Despite having the highest proportion of emissions-intensive homes of all regions in 2010 at 6.5%, the South West has made the most progress on its domestic emissions, with that proportion dropping to 3.7% in 2023. 

A tenth of local authorities seeing more high-emissions homes

Eden in the North West is the local authority with the most energy intensive homes in England and Wales – a staggering 16% of homes emit over 100kg of carbon dioxide per square metre in 2023 compared to the national average of 2.8%.

This is an increase of the number of high-emissions homes on 2010, when 11% of homes were considered energy-intensive. 

In fact, over a tenth local authorities in England and Wales are seeing the number of high-emissions homes climb since 2010. Of the 36 local authorities where high-emissions homes are increasing in number, 25 are located in the North of England.

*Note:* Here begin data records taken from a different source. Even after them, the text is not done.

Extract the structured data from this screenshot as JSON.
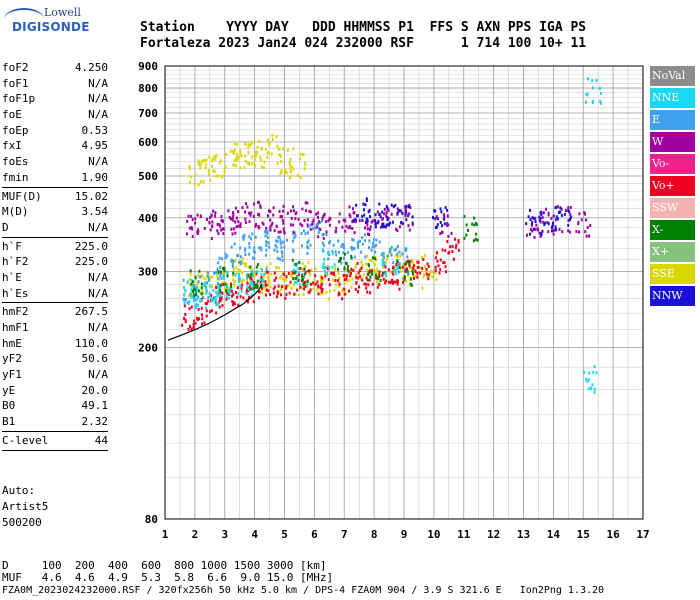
{
  "logo": {
    "brand": "Lowell",
    "product": "DIGISONDE"
  },
  "header": {
    "line1": "Station    YYYY DAY   DDD HHMMSS P1  FFS S AXN PPS IGA PS",
    "line2": "Fortaleza 2023 Jan24 024 232000 RSF      1 714 100 10+ 11"
  },
  "params": [
    {
      "label": "foF2",
      "value": "4.250"
    },
    {
      "label": "foF1",
      "value": "N/A"
    },
    {
      "label": "foF1p",
      "value": "N/A"
    },
    {
      "label": "foE",
      "value": "N/A"
    },
    {
      "label": "foEp",
      "value": "0.53"
    },
    {
      "label": "fxI",
      "value": "4.95"
    },
    {
      "label": "foEs",
      "value": "N/A"
    },
    {
      "label": "fmin",
      "value": "1.90"
    },
    {
      "sep": true
    },
    {
      "label": "MUF(D)",
      "value": "15.02"
    },
    {
      "label": "M(D)",
      "value": "3.54"
    },
    {
      "label": "D",
      "value": "N/A"
    },
    {
      "sep": true
    },
    {
      "label": "h`F",
      "value": "225.0"
    },
    {
      "label": "h`F2",
      "value": "225.0"
    },
    {
      "label": "h`E",
      "value": "N/A"
    },
    {
      "label": "h`Es",
      "value": "N/A"
    },
    {
      "sep": true
    },
    {
      "label": "hmF2",
      "value": "267.5"
    },
    {
      "label": "hmF1",
      "value": "N/A"
    },
    {
      "label": "hmE",
      "value": "110.0"
    },
    {
      "label": "yF2",
      "value": "50.6"
    },
    {
      "label": "yF1",
      "value": "N/A"
    },
    {
      "label": "yE",
      "value": "20.0"
    },
    {
      "label": "B0",
      "value": "49.1"
    },
    {
      "label": "B1",
      "value": "2.32"
    },
    {
      "sep": true
    },
    {
      "label": "C-level",
      "value": "44"
    },
    {
      "sep": true
    }
  ],
  "auto": {
    "line1": "Auto:",
    "line2": "Artist5",
    "line3": "500200"
  },
  "legend": [
    {
      "label": "NoVal",
      "bg": "#8c8c8c",
      "fg": "#ffffff"
    },
    {
      "label": "NNE",
      "bg": "#1ad8f0",
      "fg": "#ffffff"
    },
    {
      "label": "E",
      "bg": "#3fa0f0",
      "fg": "#ffffff"
    },
    {
      "label": "W",
      "bg": "#a000a0",
      "fg": "#ffffff"
    },
    {
      "label": "Vo-",
      "bg": "#f0208c",
      "fg": "#ffffff"
    },
    {
      "label": "Vo+",
      "bg": "#ee0022",
      "fg": "#ffffff"
    },
    {
      "label": "SSW",
      "bg": "#f5b2b2",
      "fg": "#ffffff"
    },
    {
      "label": "X-",
      "bg": "#008000",
      "fg": "#ffffff"
    },
    {
      "label": "X+",
      "bg": "#88c080",
      "fg": "#ffffff"
    },
    {
      "label": "SSE",
      "bg": "#d8d800",
      "fg": "#ffffff"
    },
    {
      "label": "NNW",
      "bg": "#1a10d8",
      "fg": "#ffffff"
    }
  ],
  "footer": {
    "line1": "D     100  200  400  600  800 1000 1500 3000 [km]",
    "line2": "MUF   4.6  4.6  4.9  5.3  5.8  6.6  9.0 15.0 [MHz]",
    "line3": "FZA0M_2023024232000.RSF / 320fx256h 50 kHz 5.0 km / DPS-4 FZA0M 904 / 3.9 S 321.6 E   Ion2Png 1.3.20"
  },
  "chart_data": {
    "type": "scatter",
    "title": "",
    "xlabel": "",
    "ylabel": "",
    "x_ticks": [
      1,
      2,
      3,
      4,
      5,
      6,
      7,
      8,
      9,
      10,
      11,
      12,
      13,
      14,
      15,
      16,
      17
    ],
    "y_ticks": [
      80,
      200,
      300,
      400,
      500,
      600,
      700,
      800,
      900
    ],
    "xlim": [
      1,
      17
    ],
    "ylim": [
      80,
      900
    ],
    "y_scale": "log",
    "grid": true,
    "legend_position": "right",
    "trace_profile": {
      "name": "",
      "x": [
        1.1,
        1.5,
        2.0,
        2.5,
        3.0,
        3.3,
        3.6,
        3.9,
        4.1,
        4.25
      ],
      "y": [
        208,
        213,
        220,
        228,
        238,
        245,
        252,
        262,
        270,
        280
      ]
    },
    "clusters": [
      {
        "name": "SSE",
        "x": [
          2.0,
          2.4,
          2.8,
          3.2,
          3.5,
          3.8,
          4.2,
          4.6,
          5.0,
          5.4,
          5.8,
          6.2,
          6.6,
          7.0,
          7.4,
          7.8,
          8.2,
          8.6,
          9.0,
          9.4,
          9.8
        ],
        "y": [
          280,
          285,
          290,
          295,
          300,
          305,
          290,
          295,
          280,
          285,
          300,
          275,
          290,
          285,
          300,
          310,
          305,
          320,
          300,
          295,
          310
        ]
      },
      {
        "name": "SSE",
        "x": [
          2.0,
          2.4,
          2.8,
          3.2,
          3.5,
          3.9,
          4.2,
          4.6,
          5.0,
          5.4
        ],
        "y": [
          510,
          520,
          535,
          550,
          560,
          575,
          560,
          590,
          545,
          530
        ]
      },
      {
        "name": "E",
        "x": [
          1.8,
          2.2,
          2.6,
          3.0,
          3.4,
          3.8,
          4.2,
          4.6,
          5.0,
          5.5,
          6.0,
          6.5,
          7.0,
          7.5,
          8.0,
          8.5,
          9.0
        ],
        "y": [
          270,
          275,
          290,
          310,
          330,
          345,
          350,
          360,
          340,
          355,
          370,
          345,
          335,
          350,
          340,
          330,
          320
        ]
      },
      {
        "name": "W",
        "x": [
          1.9,
          2.3,
          2.7,
          3.1,
          3.5,
          3.9,
          4.3,
          4.7,
          5.1,
          5.5,
          6.0,
          6.5,
          7.0,
          7.5,
          8.0,
          8.5,
          9.0,
          10.3,
          13.3,
          13.8,
          14.3,
          15.0
        ],
        "y": [
          380,
          385,
          390,
          395,
          400,
          410,
          405,
          400,
          395,
          410,
          390,
          385,
          400,
          395,
          390,
          395,
          400,
          390,
          380,
          395,
          400,
          390
        ]
      },
      {
        "name": "Vo+",
        "x": [
          1.8,
          2.2,
          2.6,
          3.0,
          3.4,
          3.7,
          4.0,
          4.4,
          4.8,
          5.2,
          5.6,
          6.0,
          6.4,
          6.8,
          7.2,
          7.6,
          8.0,
          8.4,
          8.8,
          9.2,
          9.6,
          10.2,
          10.6
        ],
        "y": [
          235,
          245,
          260,
          265,
          270,
          275,
          280,
          285,
          280,
          285,
          290,
          285,
          290,
          280,
          290,
          295,
          285,
          300,
          295,
          300,
          305,
          320,
          345
        ]
      },
      {
        "name": "NNW",
        "x": [
          7.5,
          8.0,
          8.5,
          9.0,
          10.2,
          13.3,
          13.8,
          14.3
        ],
        "y": [
          420,
          410,
          405,
          415,
          400,
          395,
          390,
          405
        ]
      },
      {
        "name": "NNE",
        "x": [
          1.8,
          2.1,
          2.5,
          2.9,
          3.3,
          3.7,
          4.1,
          5.5,
          6.5,
          8.5,
          15.2,
          15.3
        ],
        "y": [
          260,
          270,
          265,
          275,
          280,
          285,
          290,
          300,
          320,
          310,
          170,
          790
        ]
      },
      {
        "name": "X-",
        "x": [
          2.0,
          3.0,
          4.0,
          5.5,
          7.0,
          8.0,
          9.0,
          11.2
        ],
        "y": [
          285,
          290,
          295,
          300,
          310,
          305,
          300,
          380
        ]
      }
    ]
  }
}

Simon Turek, co-Founder at the PNZ Group, said, of the findings: “Our data analysis tells the story of a huge regional divide in improving the UK’s housing stock, where Northern England has been left behind. Making UK homes –– particularly the most carbon intensive –– more energy efficient is a huge hurdle to reaching net zero emissions by 2050. Government retrofitting schemes cover some ground, but the scale of funding needed to green our homes means we need private sector investment too. PNZ Group, as a North West-based business, is uniquely committed to bridge this yawning regional gap, and nearly 40% of our domestic retrofit projects are in the North of England to help deliver warmer, greener homes with urgency.”